20 August 2009—Russia unveiled an ambitious three-decade plan for a manned space program this week at the International Aviation and Space Salon, MAKS-2009, which opened Tuesday in the town of Zhukovsky, near Moscow. The Russian Federal Space Agency’s hope is that its plan will become the basis for a broad international effort to send humans to Mars and build a permanent base on the surface of the moon.

In contrast to NASA efforts, which would use the moon as a stepping-stone on the way to Mars, the latest Russian space doctrine aims for Mars first. To reach a Mars landing, RKK Energia, Russia’s premier developer of manned spacecraft, displayed a multitude of planned space vehicles, including a transport ship, a nuclear-powered space tug, and a planetary lander system. Together they would make up what the agency is calling the Interplanetary Expeditionary Complex.

“I believe that we should move [straight] to Mars…as the moon cannot be a goal by itself,” says Vitaly Lopota, the head of RKK Energia. ”Nevertheless, all the infrastructure that we are proposing for the Interplanetary Expeditionary Complex could be used for operations in Earth orbit, but also for the lunar exploration, if such goals emerge,” Lopota told IEEE Spectrum.

Officials at the Russian space agency, Roskosmos, made no secret that these grand ambitions were not achievable within the current budget and capabilities of the Russian space program alone. Instead, they hoped to jump-start the idea of broader international cooperation, which could spread the cost of the manned space program.

“This proposal could serve as a basis for a large international venture, which could be even wider than the one we have had in the International Space Station, ISS, because the resources required are enormous,” says Alexei Krasnov, director of manned flight programs at Roskosmos.
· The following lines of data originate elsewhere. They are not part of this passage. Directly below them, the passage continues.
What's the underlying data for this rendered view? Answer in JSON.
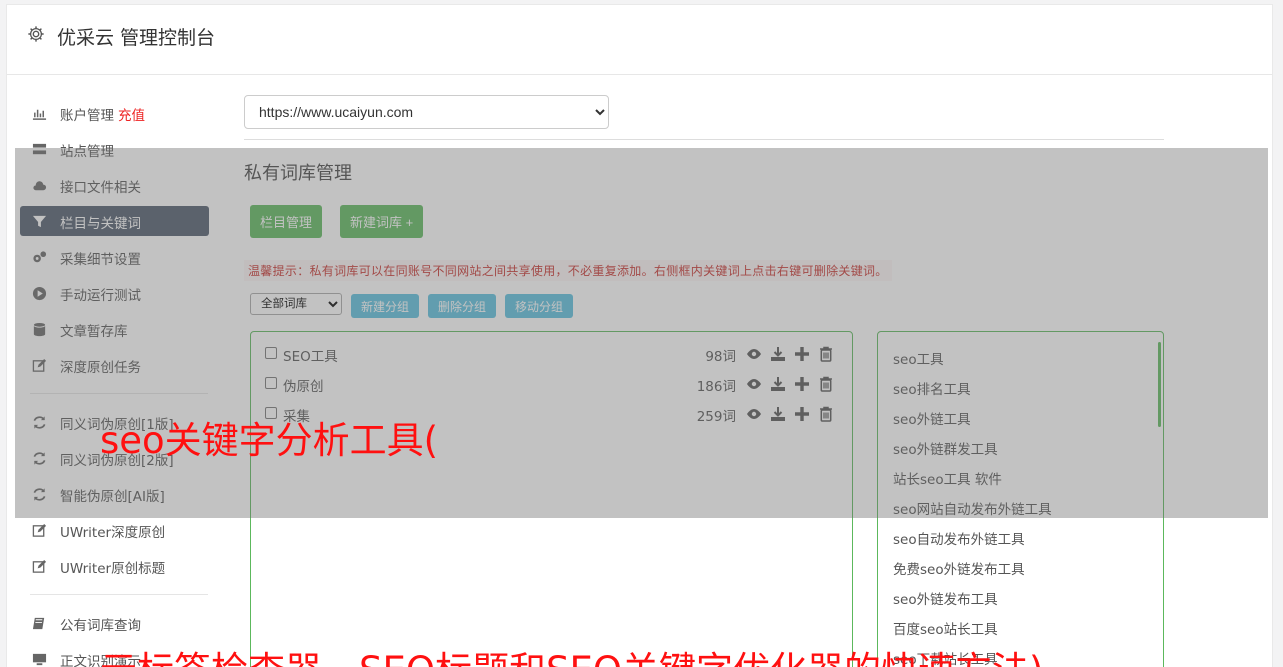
{
  "header": {
    "title": "优采云 管理控制台",
    "icon": "gear-icon"
  },
  "sidebar": {
    "items": [
      {
        "label": "账户管理",
        "extra": "充值",
        "icon": "bar-chart-icon"
      },
      {
        "label": "站点管理",
        "icon": "server-icon"
      },
      {
        "label": "接口文件相关",
        "icon": "cloud-upload-icon"
      },
      {
        "label": "栏目与关键词",
        "icon": "filter-icon",
        "active": true
      },
      {
        "label": "采集细节设置",
        "icon": "gears-icon"
      },
      {
        "label": "手动运行测试",
        "icon": "play-circle-icon"
      },
      {
        "label": "文章暂存库",
        "icon": "database-icon"
      },
      {
        "label": "深度原创任务",
        "icon": "edit-icon"
      },
      {
        "label": "同义词伪原创[1版]",
        "icon": "refresh-icon"
      },
      {
        "label": "同义词伪原创[2版]",
        "icon": "refresh-icon"
      },
      {
        "label": "智能伪原创[AI版]",
        "icon": "refresh-icon"
      },
      {
        "label": "UWriter深度原创",
        "icon": "edit-icon"
      },
      {
        "label": "UWriter原创标题",
        "icon": "edit-icon"
      },
      {
        "label": "公有词库查询",
        "icon": "book-icon"
      },
      {
        "label": "正文识别演示",
        "icon": "monitor-icon"
      }
    ]
  },
  "main": {
    "site_select": "https://www.ucaiyun.com",
    "section_title": "私有词库管理",
    "buttons": {
      "column_manage": "栏目管理",
      "new_library": "新建词库 +"
    },
    "tip": "温馨提示：私有词库可以在同账号不同网站之间共享使用，不必重复添加。右侧框内关键词上点击右键可删除关键词。",
    "library_filter": "全部词库",
    "group_buttons": {
      "new_group": "新建分组",
      "delete_group": "删除分组",
      "move_group": "移动分组"
    },
    "libraries": [
      {
        "name": "SEO工具",
        "count": "98词"
      },
      {
        "name": "伪原创",
        "count": "186词"
      },
      {
        "name": "采集",
        "count": "259词"
      }
    ],
    "keywords": [
      "seo工具",
      "seo排名工具",
      "seo外链工具",
      "seo外链群发工具",
      "站长seo工具 软件",
      "seo网站自动发布外链工具",
      "seo自动发布外链工具",
      "免费seo外链发布工具",
      "seo外链发布工具",
      "百度seo站长工具",
      "seo下载站长工具"
    ]
  },
  "overlay_text": {
    "top": "seo关键字分析工具(",
    "bottom": "元标签检查器，SEO标题和SEO关键字优化器的快速方法)"
  },
  "colors": {
    "active_bg": "#4e5a6b",
    "green": "#5cb85c",
    "blue": "#5bc0de",
    "red_text": "#ff1010"
  }
}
“I hope, and this is my personal opinion, that in the context of the Augustine Commission work, and with the new NASA administration, we will ultimately come to the understanding that the development of international cooperation in space should move in this direction,” Krasnov says.
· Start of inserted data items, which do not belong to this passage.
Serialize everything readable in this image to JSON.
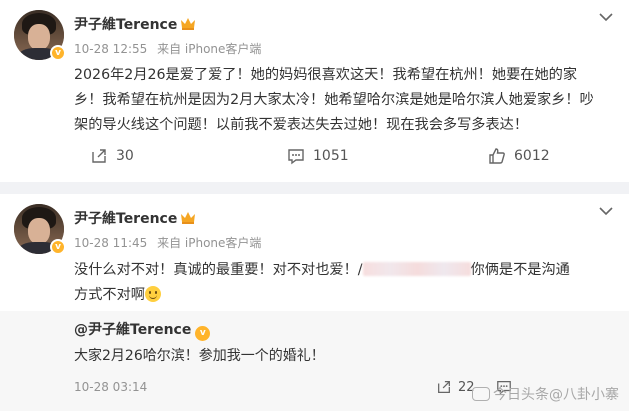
{
  "post1": {
    "user_name": "尹子維Terence",
    "time": "10-28 12:55",
    "source": "来自 iPhone客户端",
    "text": "2026年2月26是爱了爱了！她的妈妈很喜欢这天！我希望在杭州！她要在她的家乡！我希望在杭州是因为2月大家太冷！她希望哈尔滨是她是哈尔滨人她爱家乡！吵架的导火线这个问题！以前我不爱表达失去过她！现在我会多写多表达！",
    "actions": {
      "repost": "30",
      "comment": "1051",
      "like": "6012"
    }
  },
  "post2": {
    "user_name": "尹子維Terence",
    "time": "10-28 11:45",
    "source": "来自 iPhone客户端",
    "text_before": "没什么对不对！真诚的最重要！对不对也爱！/",
    "text_after": "你俩是不是沟通",
    "text_line2": "方式不对啊",
    "quoted": {
      "user_name": "@尹子維Terence",
      "text": "大家2月26哈尔滨！参加我一个的婚礼！",
      "time": "10-28 03:14",
      "repost": "22"
    }
  },
  "watermark": "今日头条@八卦小寨"
}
However, Krasnov stressed that partners should learn all lessons from the cooperation on the ISS: “We should admit that both good and bad came out of this project, and we should keep this in mind.” The ISS suffered numerous technical delays and cost overruns, which partners often blamed on one another, especially in the initial phase of the project.

The core of Russia’s latest space strategy rests on replacing its Soyuz transport ship with a larger next-generation vehicle and a brand-new rocket to launch it. Combined, they would be able to carry cosmonauts to the Earth-orbit space stations but also support missions to the moon and even expeditions to Mars. Roskosmos approved both projects for development in spring 2009, while preliminary studies into the program have been in progress since around 2006.
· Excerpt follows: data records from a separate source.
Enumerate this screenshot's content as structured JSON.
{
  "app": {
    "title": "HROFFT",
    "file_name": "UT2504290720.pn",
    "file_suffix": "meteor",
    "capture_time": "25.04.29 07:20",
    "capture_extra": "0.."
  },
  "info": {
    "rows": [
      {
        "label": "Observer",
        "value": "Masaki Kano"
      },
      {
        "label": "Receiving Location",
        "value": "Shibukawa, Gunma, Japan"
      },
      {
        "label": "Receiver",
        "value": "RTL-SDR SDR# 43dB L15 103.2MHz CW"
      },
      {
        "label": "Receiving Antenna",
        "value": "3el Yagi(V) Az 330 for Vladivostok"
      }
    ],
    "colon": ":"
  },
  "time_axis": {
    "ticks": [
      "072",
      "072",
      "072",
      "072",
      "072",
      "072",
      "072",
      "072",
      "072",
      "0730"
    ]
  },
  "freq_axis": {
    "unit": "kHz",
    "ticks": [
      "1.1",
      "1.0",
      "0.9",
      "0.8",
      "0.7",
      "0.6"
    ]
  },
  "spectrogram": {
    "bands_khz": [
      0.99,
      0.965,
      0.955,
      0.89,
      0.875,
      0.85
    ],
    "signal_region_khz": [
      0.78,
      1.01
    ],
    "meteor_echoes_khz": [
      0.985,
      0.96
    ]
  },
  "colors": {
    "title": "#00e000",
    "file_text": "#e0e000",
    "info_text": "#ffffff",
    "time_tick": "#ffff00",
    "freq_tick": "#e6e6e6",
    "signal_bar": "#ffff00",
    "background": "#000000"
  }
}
If it’s built, the new Russian manned transport will resemble NASA’s Orion capsule, whose development was officially launched in 2004. The American decision to replace the space shuttle with an expendable cone-shaped vehicle at least partially influenced the latest Russian concept. In 2006, Roskosmos rejected a proposal by RKK Energia to develop a minishuttle called Kliper.

Exhibit information at MAKS-2009 confirmed that the proposed Russian spacecraft would feature significant differences in its design and capabilities from the Orion. Unlike the Orion, which is designed to land under a parachute, the ship envisioned by the Russian engineers would use a brand-new (and still controversial) Buck Rogers–style rocket landing.

Lopota told IEEE Spectrum that after two years of study, RKK was still optimistic about rocket assistance as the primary method of landing. Also, a scale model presented at the show featured reusable thermal protection tiles, not unlike those used on NASA’S shuttle, instead of the ablative shields selected for Orion.

Along with the new spacecraft, TsSKB-Progress, the Samara, Russia–based developer of the Soyuz series of rockets, presented a new launcher for the manned space program, known as Rus-M. The company officially won the government contract for the development of the Rus-M in March.

Aleksandr Kirilin, the head of TsSKB-Progress, confirmed at MAKS-2009 that his company was on schedule to deliver a preliminary design of the vehicle to Roskosmos by August 2010. “On 10 July, we conducted the first Scientific and Technical Council [dedicated to the project], determined the members of the chief designer council [which would oversee the development], and formed working groups on various aspects of the work,” Kirilin says.